Hi, Iywinaaa, I faced the same problem before. I fixed it by changing the pytorch to a lower version. Hope it is helpful.

— Reply to this email directly, view it on GitHub https://github.com/Chiaraplizz/ST-TR/issues/36#issuecomment-1526887602, or unsubscribe https://github.com/notifications/unsubscribe-auth/A42XPTPR6JJCB7WB6JSZ3YTXDMSYZANCNFSM6AAAAAASY76MME . You are receiving this because you commented.Message ID: @.***>

xiegedaimazhenfeijin commented 1 year ago

Hi, Iywinaaa, I faced the same problem before. I fixed it by changing the pytorch to a lower version. Hope it is helpful.

Hello, may I ask which version of Python did you downgrade to without reporting errors?

Kuroshika commented 1 year ago

My pytorch version is 1.5.1 and the cudatookit version is 10.1, while my torchvision version is 0.6.1. I will be glad if this may help you! 我用的pytorch版本是1.5.1，cudatookit是10.1，torchvision版本是0.6.1，不太建议在30系显卡上运行，因为我没在3090上复现成功:(，但是在一台titan v的电脑上复现成功了。
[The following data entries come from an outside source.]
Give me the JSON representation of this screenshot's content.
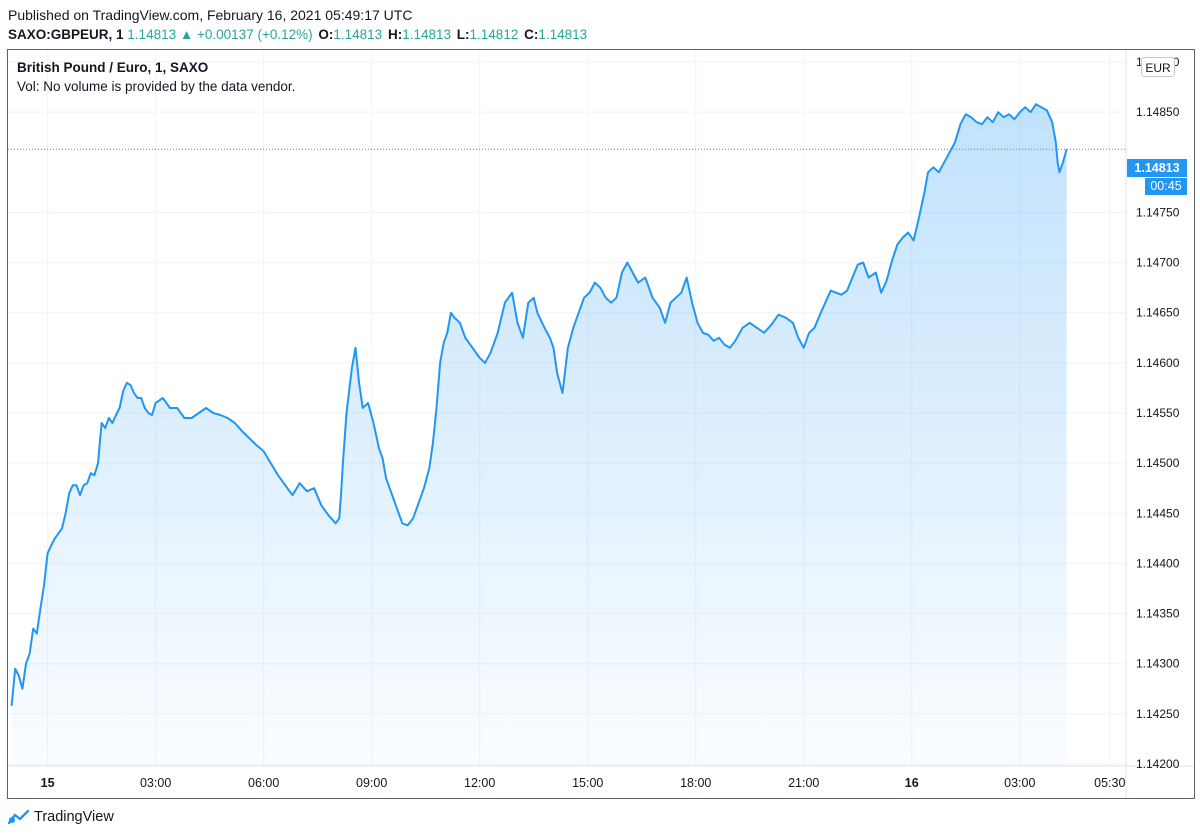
{
  "header": {
    "published": "Published on TradingView.com, February 16, 2021 05:49:17 UTC",
    "symbol": "SAXO:GBPEUR, 1",
    "last": "1.14813",
    "arrow": "▲",
    "change": "+0.00137 (+0.12%)",
    "o_label": "O:",
    "o": "1.14813",
    "h_label": "H:",
    "h": "1.14813",
    "l_label": "L:",
    "l": "1.14812",
    "c_label": "C:",
    "c": "1.14813"
  },
  "legend": {
    "title": "British Pound / Euro, 1, SAXO",
    "volume": "Vol: No volume is provided by the data vendor."
  },
  "currency_badge": "EUR",
  "last_price_tag": "1.14813",
  "countdown_tag": "00:45",
  "brand": "TradingView",
  "colors": {
    "line": "#2196f3",
    "accent_up": "#26a69a",
    "grid": "#f0f3fa"
  },
  "chart_data": {
    "type": "area",
    "title": "British Pound / Euro, 1, SAXO",
    "ylabel": "EUR",
    "ylim": [
      1.14198,
      1.14912
    ],
    "y_ticks": [
      "1.14900",
      "1.14850",
      "1.14750",
      "1.14700",
      "1.14650",
      "1.14600",
      "1.14550",
      "1.14500",
      "1.14450",
      "1.14400",
      "1.14350",
      "1.14300",
      "1.14250",
      "1.14200"
    ],
    "x_ticks": [
      {
        "t": 1.0,
        "label": "15"
      },
      {
        "t": 4.0,
        "label": "03:00"
      },
      {
        "t": 7.0,
        "label": "06:00"
      },
      {
        "t": 10.0,
        "label": "09:00"
      },
      {
        "t": 13.0,
        "label": "12:00"
      },
      {
        "t": 16.0,
        "label": "15:00"
      },
      {
        "t": 19.0,
        "label": "18:00"
      },
      {
        "t": 22.0,
        "label": "21:00"
      },
      {
        "t": 25.0,
        "label": "16"
      },
      {
        "t": 28.0,
        "label": "03:00"
      },
      {
        "t": 30.5,
        "label": "05:30"
      }
    ],
    "series": [
      {
        "name": "GBPEUR",
        "points": [
          [
            0.0,
            1.14258
          ],
          [
            0.1,
            1.14295
          ],
          [
            0.2,
            1.14288
          ],
          [
            0.3,
            1.14275
          ],
          [
            0.4,
            1.143
          ],
          [
            0.5,
            1.1431
          ],
          [
            0.6,
            1.14335
          ],
          [
            0.7,
            1.1433
          ],
          [
            0.8,
            1.14355
          ],
          [
            0.9,
            1.14378
          ],
          [
            1.0,
            1.1441
          ],
          [
            1.1,
            1.14418
          ],
          [
            1.2,
            1.14425
          ],
          [
            1.3,
            1.1443
          ],
          [
            1.4,
            1.14435
          ],
          [
            1.5,
            1.1445
          ],
          [
            1.6,
            1.1447
          ],
          [
            1.7,
            1.14478
          ],
          [
            1.8,
            1.14478
          ],
          [
            1.9,
            1.14468
          ],
          [
            2.0,
            1.14478
          ],
          [
            2.1,
            1.1448
          ],
          [
            2.2,
            1.1449
          ],
          [
            2.3,
            1.14488
          ],
          [
            2.4,
            1.145
          ],
          [
            2.5,
            1.1454
          ],
          [
            2.6,
            1.14535
          ],
          [
            2.7,
            1.14545
          ],
          [
            2.8,
            1.1454
          ],
          [
            2.9,
            1.14548
          ],
          [
            3.0,
            1.14555
          ],
          [
            3.1,
            1.14572
          ],
          [
            3.2,
            1.1458
          ],
          [
            3.3,
            1.14578
          ],
          [
            3.4,
            1.1457
          ],
          [
            3.5,
            1.14565
          ],
          [
            3.6,
            1.14565
          ],
          [
            3.7,
            1.14555
          ],
          [
            3.8,
            1.1455
          ],
          [
            3.9,
            1.14548
          ],
          [
            4.0,
            1.1456
          ],
          [
            4.2,
            1.14565
          ],
          [
            4.4,
            1.14555
          ],
          [
            4.6,
            1.14555
          ],
          [
            4.8,
            1.14545
          ],
          [
            5.0,
            1.14545
          ],
          [
            5.2,
            1.1455
          ],
          [
            5.4,
            1.14555
          ],
          [
            5.6,
            1.1455
          ],
          [
            5.8,
            1.14548
          ],
          [
            6.0,
            1.14545
          ],
          [
            6.2,
            1.1454
          ],
          [
            6.4,
            1.14532
          ],
          [
            6.6,
            1.14525
          ],
          [
            6.8,
            1.14518
          ],
          [
            7.0,
            1.14512
          ],
          [
            7.2,
            1.145
          ],
          [
            7.4,
            1.14488
          ],
          [
            7.6,
            1.14478
          ],
          [
            7.8,
            1.14468
          ],
          [
            8.0,
            1.1448
          ],
          [
            8.2,
            1.14472
          ],
          [
            8.4,
            1.14475
          ],
          [
            8.6,
            1.14458
          ],
          [
            8.8,
            1.14448
          ],
          [
            9.0,
            1.1444
          ],
          [
            9.1,
            1.14445
          ],
          [
            9.15,
            1.1447
          ],
          [
            9.2,
            1.145
          ],
          [
            9.3,
            1.1455
          ],
          [
            9.45,
            1.14595
          ],
          [
            9.55,
            1.14615
          ],
          [
            9.65,
            1.1458
          ],
          [
            9.75,
            1.14555
          ],
          [
            9.9,
            1.1456
          ],
          [
            10.05,
            1.1454
          ],
          [
            10.2,
            1.14515
          ],
          [
            10.3,
            1.14505
          ],
          [
            10.4,
            1.14485
          ],
          [
            10.5,
            1.14475
          ],
          [
            10.6,
            1.14465
          ],
          [
            10.7,
            1.14455
          ],
          [
            10.85,
            1.1444
          ],
          [
            11.0,
            1.14438
          ],
          [
            11.15,
            1.14445
          ],
          [
            11.3,
            1.1446
          ],
          [
            11.45,
            1.14475
          ],
          [
            11.6,
            1.14495
          ],
          [
            11.7,
            1.1452
          ],
          [
            11.8,
            1.14555
          ],
          [
            11.9,
            1.146
          ],
          [
            12.0,
            1.1462
          ],
          [
            12.1,
            1.1463
          ],
          [
            12.2,
            1.1465
          ],
          [
            12.3,
            1.14645
          ],
          [
            12.45,
            1.1464
          ],
          [
            12.6,
            1.14625
          ],
          [
            12.8,
            1.14615
          ],
          [
            13.0,
            1.14605
          ],
          [
            13.15,
            1.146
          ],
          [
            13.3,
            1.1461
          ],
          [
            13.5,
            1.1463
          ],
          [
            13.7,
            1.1466
          ],
          [
            13.9,
            1.1467
          ],
          [
            14.05,
            1.1464
          ],
          [
            14.2,
            1.14625
          ],
          [
            14.35,
            1.1466
          ],
          [
            14.5,
            1.14665
          ],
          [
            14.6,
            1.1465
          ],
          [
            14.8,
            1.14635
          ],
          [
            14.95,
            1.14625
          ],
          [
            15.05,
            1.14615
          ],
          [
            15.15,
            1.1459
          ],
          [
            15.3,
            1.1457
          ],
          [
            15.45,
            1.14615
          ],
          [
            15.6,
            1.14635
          ],
          [
            15.75,
            1.1465
          ],
          [
            15.9,
            1.14665
          ],
          [
            16.05,
            1.1467
          ],
          [
            16.2,
            1.1468
          ],
          [
            16.35,
            1.14675
          ],
          [
            16.5,
            1.14665
          ],
          [
            16.65,
            1.1466
          ],
          [
            16.8,
            1.14665
          ],
          [
            16.95,
            1.1469
          ],
          [
            17.1,
            1.147
          ],
          [
            17.25,
            1.1469
          ],
          [
            17.4,
            1.1468
          ],
          [
            17.6,
            1.14685
          ],
          [
            17.8,
            1.14665
          ],
          [
            18.0,
            1.14655
          ],
          [
            18.15,
            1.1464
          ],
          [
            18.3,
            1.1466
          ],
          [
            18.45,
            1.14665
          ],
          [
            18.6,
            1.1467
          ],
          [
            18.75,
            1.14685
          ],
          [
            18.9,
            1.1466
          ],
          [
            19.05,
            1.1464
          ],
          [
            19.2,
            1.1463
          ],
          [
            19.35,
            1.14628
          ],
          [
            19.5,
            1.14622
          ],
          [
            19.65,
            1.14625
          ],
          [
            19.8,
            1.14618
          ],
          [
            19.95,
            1.14615
          ],
          [
            20.1,
            1.14622
          ],
          [
            20.3,
            1.14635
          ],
          [
            20.5,
            1.1464
          ],
          [
            20.7,
            1.14635
          ],
          [
            20.9,
            1.1463
          ],
          [
            21.1,
            1.14638
          ],
          [
            21.3,
            1.14648
          ],
          [
            21.5,
            1.14645
          ],
          [
            21.7,
            1.1464
          ],
          [
            21.85,
            1.14625
          ],
          [
            22.0,
            1.14615
          ],
          [
            22.15,
            1.1463
          ],
          [
            22.3,
            1.14635
          ],
          [
            22.45,
            1.14648
          ],
          [
            22.6,
            1.1466
          ],
          [
            22.75,
            1.14672
          ],
          [
            22.9,
            1.1467
          ],
          [
            23.05,
            1.14668
          ],
          [
            23.2,
            1.14672
          ],
          [
            23.35,
            1.14685
          ],
          [
            23.5,
            1.14698
          ],
          [
            23.65,
            1.147
          ],
          [
            23.8,
            1.14685
          ],
          [
            24.0,
            1.1469
          ],
          [
            24.15,
            1.1467
          ],
          [
            24.3,
            1.14682
          ],
          [
            24.45,
            1.14702
          ],
          [
            24.6,
            1.14718
          ],
          [
            24.75,
            1.14725
          ],
          [
            24.9,
            1.1473
          ],
          [
            25.05,
            1.14722
          ],
          [
            25.2,
            1.14745
          ],
          [
            25.35,
            1.1477
          ],
          [
            25.45,
            1.1479
          ],
          [
            25.6,
            1.14795
          ],
          [
            25.75,
            1.1479
          ],
          [
            25.9,
            1.148
          ],
          [
            26.05,
            1.1481
          ],
          [
            26.2,
            1.1482
          ],
          [
            26.35,
            1.14838
          ],
          [
            26.5,
            1.14848
          ],
          [
            26.65,
            1.14845
          ],
          [
            26.8,
            1.1484
          ],
          [
            26.95,
            1.14838
          ],
          [
            27.1,
            1.14845
          ],
          [
            27.25,
            1.1484
          ],
          [
            27.4,
            1.1485
          ],
          [
            27.55,
            1.14845
          ],
          [
            27.7,
            1.14848
          ],
          [
            27.85,
            1.14843
          ],
          [
            28.0,
            1.1485
          ],
          [
            28.15,
            1.14855
          ],
          [
            28.3,
            1.1485
          ],
          [
            28.45,
            1.14858
          ],
          [
            28.6,
            1.14855
          ],
          [
            28.75,
            1.14852
          ],
          [
            28.9,
            1.1484
          ],
          [
            29.0,
            1.1482
          ],
          [
            29.05,
            1.148
          ],
          [
            29.1,
            1.1479
          ],
          [
            29.2,
            1.148
          ],
          [
            29.3,
            1.14813
          ]
        ]
      }
    ],
    "last_value": 1.14813
  }
}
AnainaM commented 1 year ago

Hi, Chiaraplizz, I'd like to consult a problem encountered in running the code. When I start training process, following error has occured:

RuntimeError: one of the variables needed for gradient computation has been modified by an inplace operation: [torch.cuda.FloatTensor [16, 512, 75, 25]], which is output 0 of ReluBackward0, is at version 1; expected version 0 instead. Hint: enable anomaly detection to find the operation that failed to compute its gradient, with torch.autograd.set_detect_anomaly(True).

My device config is set as [0, 1, 2, 3] and use dataParallel for multi-processor calculating, which is the same as your configuration in the responsitory. Did youmeet the same issue? I can't appreciate more if you can help me solve this problem.

Hello can you tell me how you solved this issue?

olayinkaajayi commented 1 year ago

Hello @AnainaM have you been able to resolve this issue? I recently came across this issue and my cuda version is 11.6

A response would be helpful.

AnainaM commented 1 year ago

@olayinkaajayi Actually I was not able to fix this till now. If you get the solution please share it with me as well. Thank you.

olayinkaajayi commented 1 year ago

All right then, I'll be happy to share if I figure it out. By the way are you doing a PhD research related to skeleton-based action recognition?